Robotic security guards have been patrolling the Stanford Shopping Centre in Palo Alto, California, and a number of other locations across Silicon Valley.

The Knightscope robots, which can be leased from the company for $7 per hour, can navigate autonomously using technology similar to that of self-driving cars, and are equipped with a wide array of sensors including HD infra-red cameras, microphones that can listen for warning sounds such as breaking glass, and software that can read up to 300 car licence plates per minute.

The robots live-stream this data via the cloud to a control desk or mobile device. Knightscope markets the robots as "autonomous data machines".

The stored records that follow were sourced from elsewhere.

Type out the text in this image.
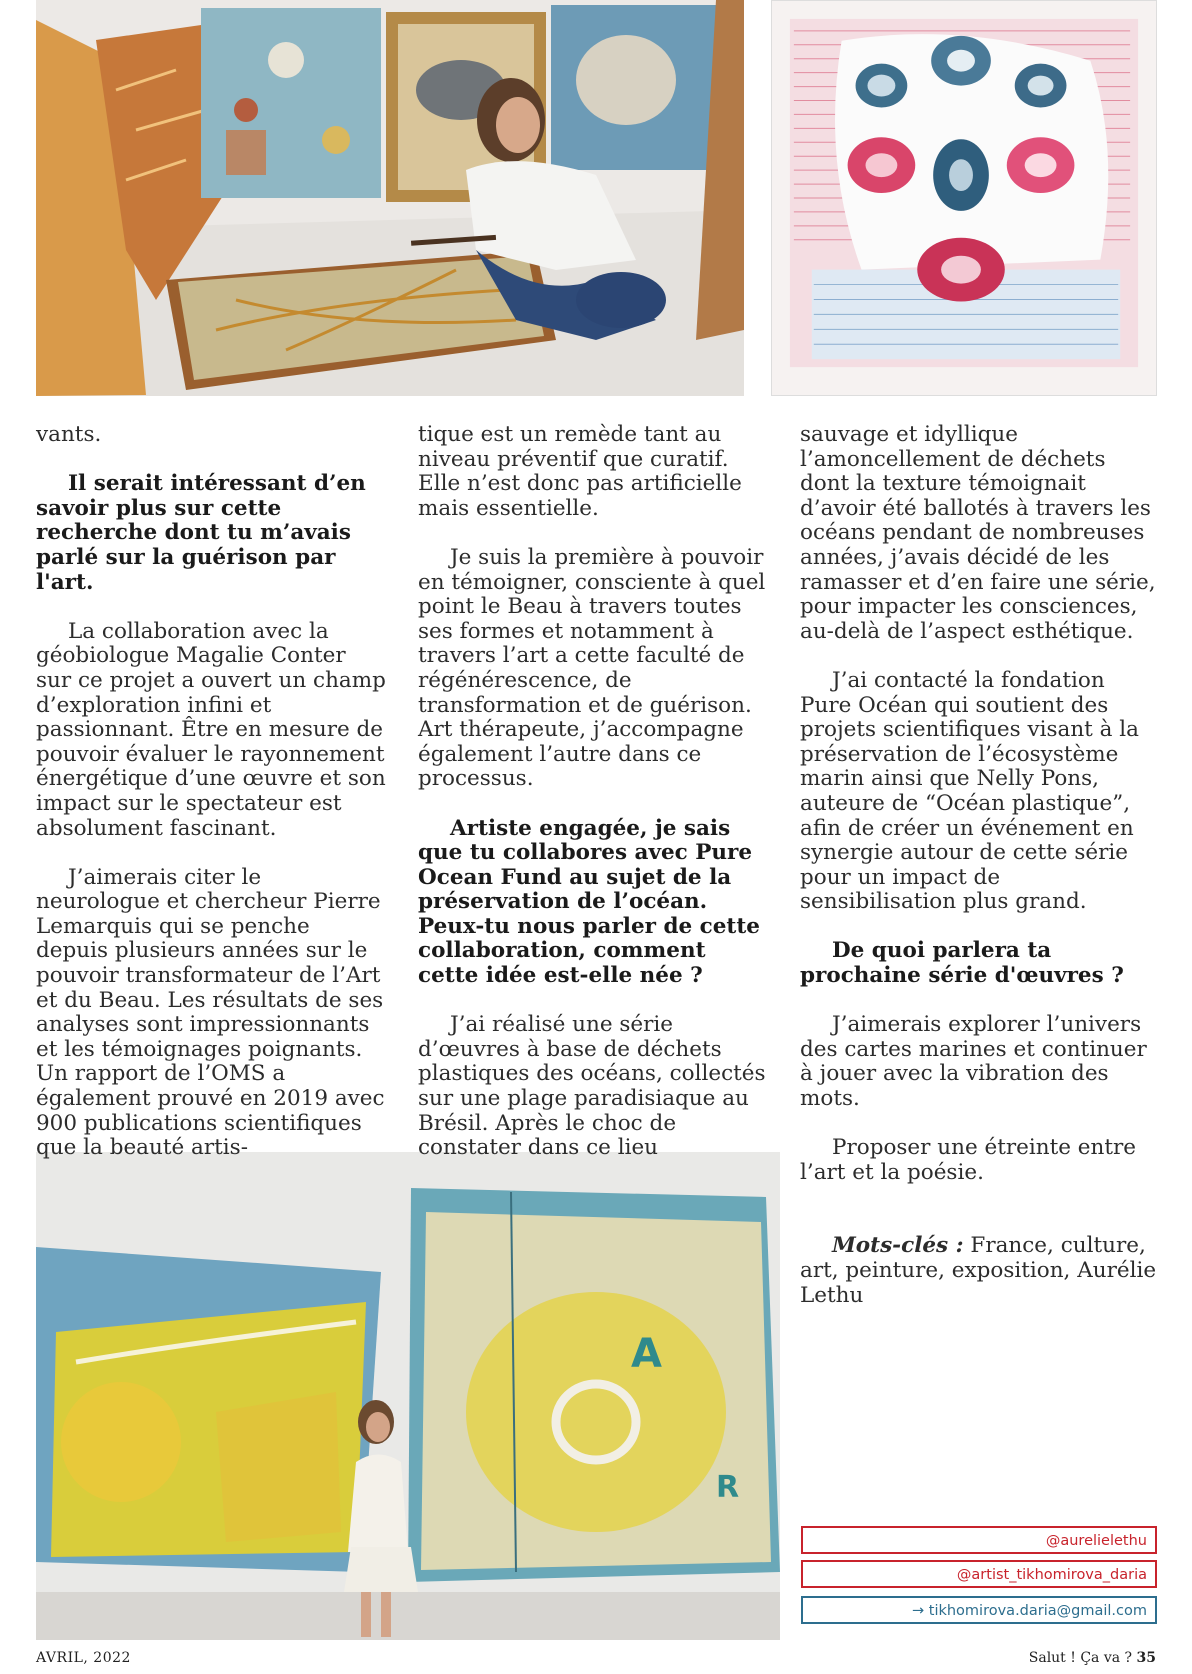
A
R

vants.

Il serait intéressant d’en savoir plus sur cette recherche dont tu m’avais parlé sur la guérison par l'art.

La collaboration avec la géobiologue Magalie Conter sur ce projet a ouvert un champ d’exploration infini et passionnant. Être en mesure de pouvoir évaluer le rayonnement énergétique d’une œuvre et son impact sur le spectateur est absolument fascinant.

J’aimerais citer le neurologue et chercheur Pierre Lemarquis qui se penche depuis plusieurs années sur le pouvoir transformateur de l’Art et du Beau. Les résultats de ses analyses sont impressionnants et les témoignages poignants. Un rapport de l’OMS a également prouvé en 2019 avec 900 publications scientifiques que la beauté artis-

tique est un remède tant au niveau préventif que curatif. Elle n’est donc pas artificielle mais essentielle.

Je suis la première à pouvoir en témoigner, consciente à quel point le Beau à travers toutes ses formes et notamment à travers l’art a cette faculté de régénérescence, de transformation et de guérison. Art thérapeute, j’accompagne également l’autre dans ce processus.

Artiste engagée, je sais que tu collabores avec Pure Ocean Fund au sujet de la préservation de l’océan. Peux-tu nous parler de cette collaboration, comment cette idée est-elle née ?

J’ai réalisé une série d’œuvres à base de déchets plastiques des océans, collectés sur une plage paradisiaque au Brésil. Après le choc de constater dans ce lieu

sauvage et idyllique l’amoncellement de déchets dont la texture témoignait d’avoir été ballotés à travers les océans pendant de nombreuses années, j’avais décidé de les ramasser et d’en faire une série, pour impacter les consciences, au-delà de l’aspect esthétique.

J’ai contacté la fondation Pure Océan qui soutient des projets scientifiques visant à la préservation de l’écosystème marin ainsi que Nelly Pons, auteure de “Océan plastique”, afin de créer un événement en synergie autour de cette série pour un impact de sensibilisation plus grand.

De quoi parlera ta prochaine série d'œuvres ?

J’aimerais explorer l’univers des cartes marines et continuer à jouer avec la vibration des mots.

Proposer une étreinte entre l’art et la poésie.

Mots-clés : France, culture, art, peinture, exposition, Aurélie Lethu

@aurelielethu
@artist_tikhomirova_daria
→ tikhomirova.daria@gmail.com
AVRIL, 2022	Salut ! Ça va ? 35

While the robot does not have the human interaction and physical response capabilities to replace human security guards, some of its data collection practices fulfil services humans would struggle with. Its licence plate-reading abilities, for instance, allow it to send instant alerts if a car belonging to banned individual or somebody against whom an employee has a restraining order, appears on the property.

The Guardian quotes Knightscope developer Stacy Dean Stephens, a former police officer and a board member of the International Association of Chiefs of Police, as saying the robot was designed in an effort to accelerate security alerts after the Sandy Hook Elementary School shooting in 2012. Stephens said he found out in a board meeting after the event that the police may have saved at least 12 more lives if they had arrived at the scene a mere 60 seconds earlier.

In addition to offering advanced data collection and data-driven rapid alerts which human security guards cannot, the robot may be more resistant to social engineering efforts than the humans it assists.

At the ITWeb Security Summit in Midrand last week, social engineer Jenny Radcliffe posited that advanced digital security systems can be circumvented by abusing the natural trust instincts of the human beings guarding them. A robot filling a human's role could make this abuse more difficult.

Assist, or exterminate?

Yet despite the dour circumstances and serious intents for which the robot was developed, it is also designed to generate positive responses from those who come into contact with it. The Knightscope robot is dome-shaped and travels in a rolling motion, invoking images of the friendly R2D2 robot from the Star Wars film series, or the comical Daleks from TV show Dr Who.

Those who encounter Knightscope robots are known to take selfies with them. While they can sound an alarm and send off a geotag if attacked, they cannot fight back.

But AnBot - a robot unveiled in China in April that looks similar and performs many of the same functions - can be commanded to deliver electric shocks to those surrounding it.